The primary goal of this analysis is to establish a comprehensive framework that takes into account both internal and external factors driving and inhibiting growth. The analysis focuses on answering the following questions: Who are the Regork customers? How can we retain the customers that are driving growth? To achieve this, we aim to identify the demographics of loyal customers. Based on the graph below, we can observe that customers with income ranges of $35-49k and $50-75k show high levels of loyalty. Moreover, customers in the age group of 45-54 are among the most loyal customers.
Our loyal customer base has been established as the age group of 45-54, if we want to increase our loyal customer base, apart from focusing on this demographic alone, we need to look at ways to cater to the other age groups.
Most of our top performing departments do expceptionally well, irrespective of whether or not coupons and discounts are being offered, therefore, we can avoid discounts and coupons for those departments and issue them in the least performing departments to foster growth.

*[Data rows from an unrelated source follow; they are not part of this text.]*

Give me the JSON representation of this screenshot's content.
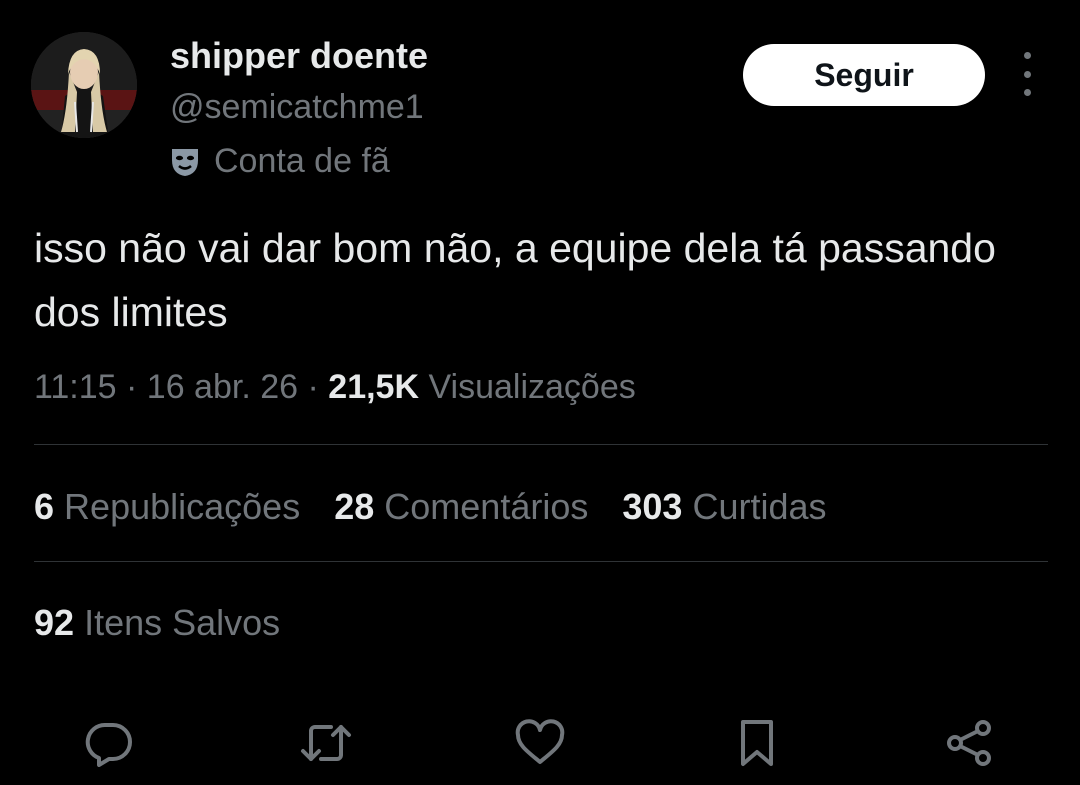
{
  "author": {
    "display_name": "shipper doente",
    "handle": "@semicatchme1",
    "label": "Conta de fã",
    "label_icon": "theater-mask-icon",
    "follow_label": "Seguir"
  },
  "tweet": {
    "text": "isso não vai dar bom não, a equipe dela tá passando dos limites",
    "time": "11:15",
    "date": "16 abr. 26",
    "views_count": "21,5K",
    "views_label": "Visualizações",
    "separator": "·"
  },
  "stats": {
    "reposts_count": "6",
    "reposts_label": "Republicações",
    "comments_count": "28",
    "comments_label": "Comentários",
    "likes_count": "303",
    "likes_label": "Curtidas",
    "saves_count": "92",
    "saves_label": "Itens Salvos"
  },
  "actions": [
    "reply-icon",
    "repost-icon",
    "like-icon",
    "bookmark-icon",
    "share-icon"
  ],
  "colors": {
    "background": "#000000",
    "primary_text": "#e7e9ea",
    "secondary_text": "#71767b",
    "divider": "#2f3336",
    "follow_button_bg": "#ffffff"
  }
}
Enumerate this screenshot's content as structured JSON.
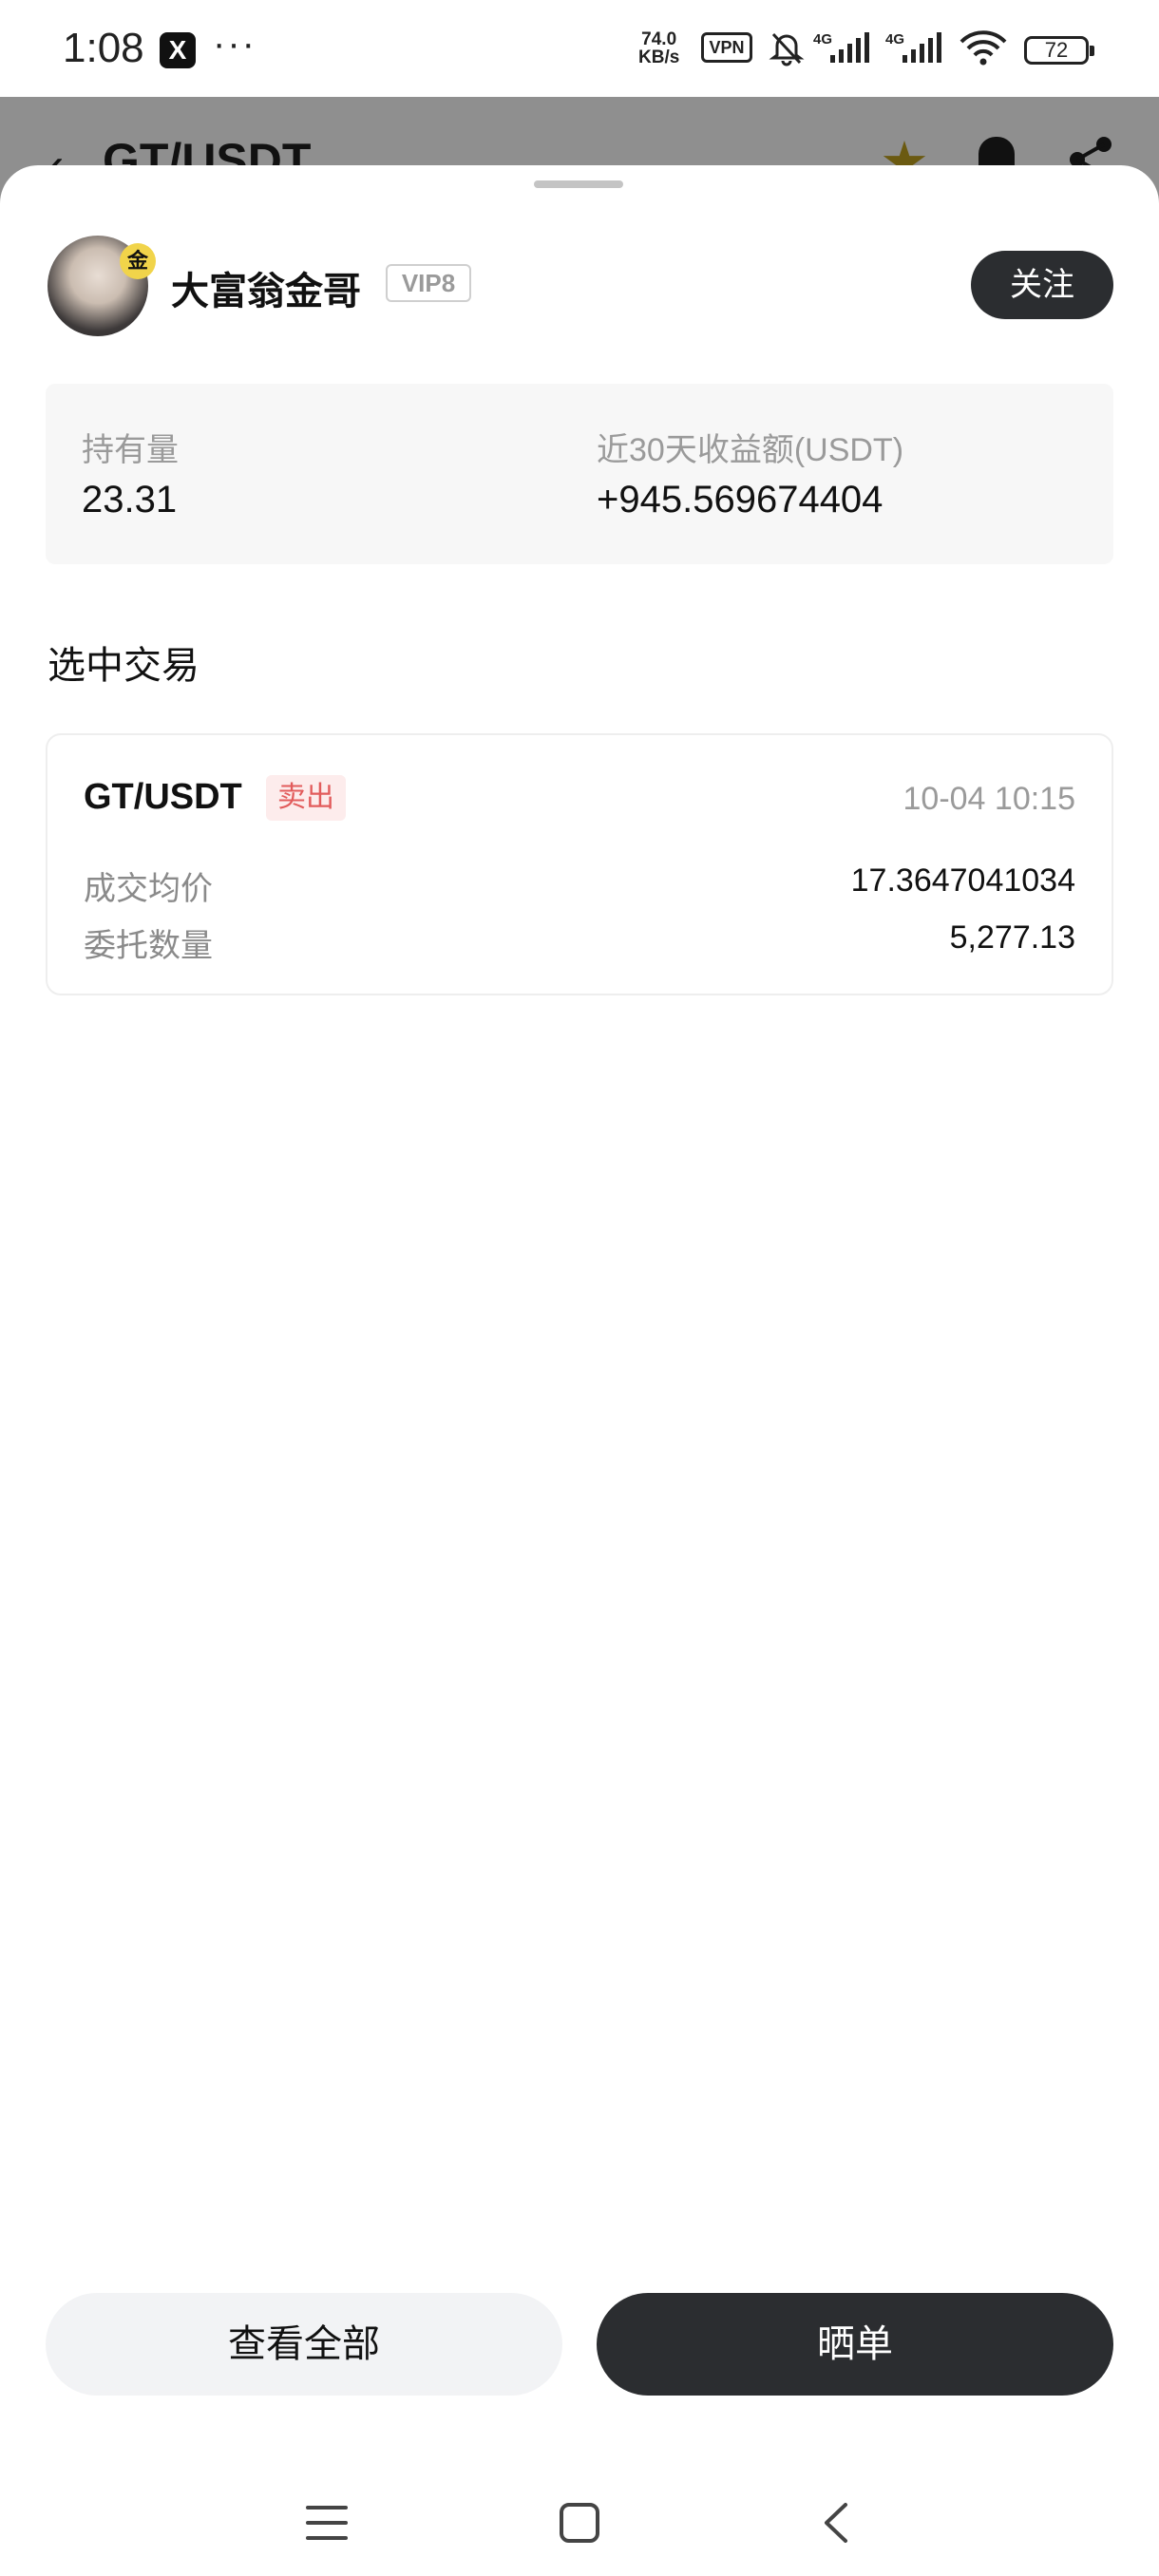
{
  "status_bar": {
    "time": "1:08",
    "app_icon": "x-logo-icon",
    "more": "···",
    "net_speed_value": "74.0",
    "net_speed_unit": "KB/s",
    "vpn": "VPN",
    "battery": "72"
  },
  "background_page": {
    "title": "GT/USDT"
  },
  "sheet": {
    "user": {
      "name": "大富翁金哥",
      "vip": "VIP8",
      "avatar_badge": "金",
      "follow_label": "关注"
    },
    "stats": {
      "holding_label": "持有量",
      "holding_value": "23.31",
      "profit_label": "近30天收益额(USDT)",
      "profit_value": "+945.569674404"
    },
    "section_title": "选中交易",
    "trade": {
      "pair": "GT/USDT",
      "side": "卖出",
      "time": "10-04 10:15",
      "avg_price_label": "成交均价",
      "avg_price_value": "17.3647041034",
      "order_qty_label": "委托数量",
      "order_qty_value": "5,277.13"
    },
    "buttons": {
      "view_all": "查看全部",
      "share": "晒单"
    }
  },
  "colors": {
    "dark_button": "#2b2d30",
    "sell_red": "#e25c5c",
    "muted_text": "#9a9a9a"
  }
}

Campaigns can be run on demographics that tend to buy less despite having substantial income sources to see if they yield better results.
1) The primary limitation of this dataset is the limited time period for which it is valid, namely 2017,
2) There are only a few data points in the demographics table. The demographics table is only mapped to 32% of the transaction data set.
3) There is no detailed information on the current promotions, such as the percentage of discount offered, etc.